De repente se puso nervioso, ya que estaba preocupado por el bienestar de Rosina.
—Algo está sucediendo en este reino —murmuró Draco y miró a sus hombres, preparándose para la batalla.
—Draco —llamó Bertrando.
Se puso al lado de Draco y observó la Luna.
—¿Continuaremos nuestro plan?
—preguntó con preocupación.
—Sí, lo haremos.
La Luna Sangrienta fortalecerá nuestras fuerzas —respondió Draco y se dirigió a donde sus tropas lo esperaban.
Sus cuerpos empezaron a cambiar.
Sus músculos se volvieron más voluminosos de lo normal, aumentando enormemente su fuerza física.
—¡Nos dirigimos a la Corona de Sable ahora mismo!
—exclamó Draco con voz firme para mostrar su dominio.
Todos asintieron en acuerdo.
—¡A la victoria!
—gritó Draco y fue seguido por sus hombres.
Corrieron hacia la manada de la Corona de Sable a través del bosque y evitaron las otras manadas en su camino.
Después de una hora de correr continuamente, vieron una columna de humo formándose en el cielo y un tono rojizo en la parte de abajo.
—¿¡Qué está pasando!?
—exclamó Bertrando al ver el cielo.
—Fuego…
¡La Corona de Sable está en llamas!
—respondió Draco, y su corazón comenzó a latir fuertemente.
Su mente fue directamente a Rosina si estaba involucrada en lo que estaba sucediendo.
—Deberíamos aprovechar esto —afirmó Cirino con deleite, ya que la Corona de Sable ya estaba en ruinas si llegaban pronto.
—Cirino, ¿puedes usar el enlace mental con tu pareja y preguntar si Rosina sigue en su habitación?
—dijo Draco firmemente.
Rezó a la Diosa de la Luna para que Rosina no traicionara su promesa.
Cirino asintió antes de quedarse mirando al vacío.
Usó el enlace mental con Tonia y preguntó por el estado de Rosina.
Por otro lado, Tonia fue a la sala de oración y vio a los dos guardias tumbados inconscientes en el suelo.
Entró en pánico y trató de abrir la puerta, pero estaba cerrada.
Se agachó y revisó por la rendija.
—Rosina todavía está aquí —informó Tonia con alivio a través del enlace mental.

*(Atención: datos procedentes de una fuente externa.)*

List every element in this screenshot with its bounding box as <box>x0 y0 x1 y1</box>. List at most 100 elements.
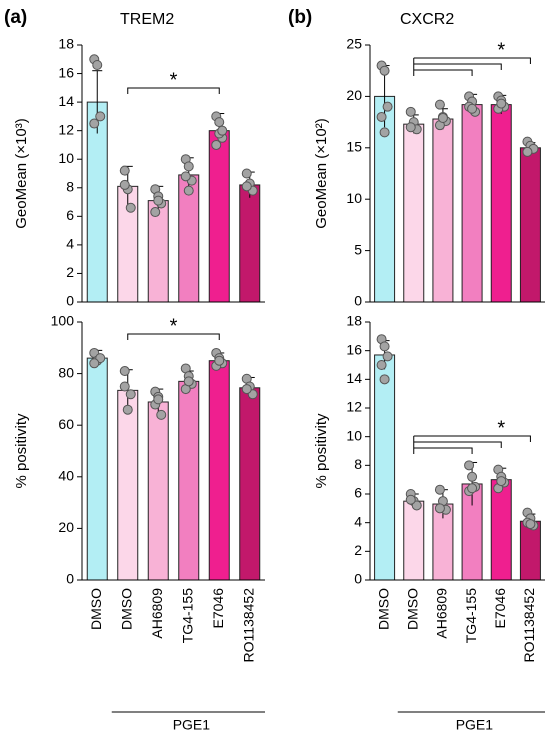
bar <box>490 104 512 303</box>
data-point <box>379 65 390 76</box>
data-point <box>125 202 136 213</box>
data-point <box>405 494 416 505</box>
bar <box>374 354 396 581</box>
data-point <box>467 483 478 494</box>
significance-bracket <box>413 57 531 64</box>
data-point <box>382 351 393 362</box>
significance-bracket <box>413 447 473 454</box>
data-point <box>119 366 130 377</box>
data-point <box>464 460 475 471</box>
y-tick-label: 4 <box>66 236 74 252</box>
y-tick-label: 2 <box>66 264 74 280</box>
data-point <box>217 125 228 136</box>
x-tick-label: RO1138452 <box>521 588 537 663</box>
data-point <box>122 404 133 415</box>
data-point <box>180 171 191 182</box>
y-tick-label: 10 <box>58 150 74 166</box>
data-point <box>467 471 478 482</box>
significance-label: * <box>170 69 178 91</box>
data-point <box>89 118 100 129</box>
data-point <box>153 195 164 206</box>
y-tick-label: 14 <box>346 370 362 386</box>
x-tick-label: E7046 <box>210 588 226 629</box>
y-tick-label: 8 <box>66 178 74 194</box>
y-tick-label: 6 <box>66 207 74 223</box>
y-tick-label: 14 <box>58 93 74 109</box>
y-tick-label: 2 <box>354 542 362 558</box>
y-axis-label: GeoMean (×10³) <box>13 118 30 228</box>
data-point <box>376 111 387 122</box>
data-point <box>119 381 130 392</box>
y-tick-label: 20 <box>58 519 74 535</box>
y-tick-label: 10 <box>346 190 362 206</box>
group-label: PGE1 <box>456 717 494 733</box>
x-tick-label: DMSO <box>404 588 420 630</box>
data-point <box>437 112 448 123</box>
data-point <box>241 181 252 192</box>
bar <box>147 401 169 581</box>
panel-label: (b) <box>288 7 312 28</box>
data-point <box>92 59 103 70</box>
y-tick-label: 0 <box>354 293 362 309</box>
data-point <box>496 98 507 109</box>
data-point <box>467 103 478 114</box>
bar <box>403 500 425 581</box>
y-tick-label: 80 <box>58 364 74 380</box>
significance-label: * <box>497 39 505 61</box>
x-tick-label: RO1138452 <box>240 588 256 663</box>
bar <box>519 147 541 303</box>
y-tick-label: 5 <box>354 241 362 257</box>
y-tick-label: 18 <box>58 36 74 52</box>
data-point <box>214 355 225 366</box>
bar <box>208 360 230 581</box>
data-point <box>125 389 136 400</box>
bar <box>432 118 454 303</box>
y-tick-label: 6 <box>354 485 362 501</box>
y-axis-label: GeoMean (×10²) <box>313 118 330 228</box>
bar <box>208 130 230 303</box>
y-tick-label: 20 <box>346 87 362 103</box>
y-tick-label: 0 <box>354 571 362 587</box>
y-tick-label: 15 <box>346 139 362 155</box>
y-axis-label: % positivity <box>313 413 330 489</box>
data-point <box>522 146 533 157</box>
y-tick-label: 40 <box>58 468 74 484</box>
data-point <box>95 111 106 122</box>
x-tick-label: DMSO <box>375 588 391 630</box>
y-tick-label: 12 <box>346 399 362 415</box>
y-tick-label: 100 <box>51 313 75 329</box>
y-tick-label: 18 <box>346 313 362 329</box>
x-tick-label: AH6809 <box>434 588 450 639</box>
data-point <box>376 360 387 370</box>
significance-bracket <box>413 435 531 442</box>
significance-label: * <box>497 417 505 439</box>
data-point <box>214 117 225 128</box>
x-tick-label: DMSO <box>88 588 104 630</box>
y-tick-label: 10 <box>346 427 362 443</box>
group-label: PGE1 <box>173 717 211 733</box>
significance-bracket <box>127 87 220 94</box>
data-point <box>153 394 164 405</box>
x-tick-label: AH6809 <box>149 588 165 639</box>
data-point <box>211 139 222 150</box>
data-point <box>411 500 422 511</box>
y-tick-label: 16 <box>346 341 362 357</box>
y-tick-label: 8 <box>354 456 362 472</box>
significance-bracket <box>413 441 502 448</box>
bar <box>178 380 200 581</box>
chart-title: TREM2 <box>120 11 174 28</box>
chart-title: CXCR2 <box>400 11 454 28</box>
significance-bracket <box>127 333 220 340</box>
y-tick-label: 60 <box>58 416 74 432</box>
data-point <box>119 165 130 176</box>
bar <box>239 184 261 303</box>
data-point <box>183 161 194 172</box>
x-tick-label: E7046 <box>492 588 508 629</box>
significance-bracket <box>413 69 473 76</box>
data-point <box>379 374 390 385</box>
y-tick-label: 12 <box>58 121 74 137</box>
data-point <box>434 503 445 514</box>
data-point <box>434 99 445 110</box>
x-tick-label: TG4-155 <box>179 588 195 643</box>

Intentó despertar a los dos guardias, pero no respondían.
Aunque no prestó demasiada atención a ello.
Cirino informó a Draco sobre Rosina.
—Ya veo —asintió Draco—, pero su lobo no estaba convencido.
Quería ver a su pareja desesperadamente para asegurarse de su seguridad.
Draco y sus tropas siguieron corriendo.
Cuando se acercaron a la frontera de la Corona de Sable, un grupo de cinco caballeros se les acercó.
Al instante, los guerreros de la 13.ª manada adoptaron una posición defensiva, pero los caballeros permanecieron quietos.
Sus ojos miraban a Draco y se arrodillaron en el suelo.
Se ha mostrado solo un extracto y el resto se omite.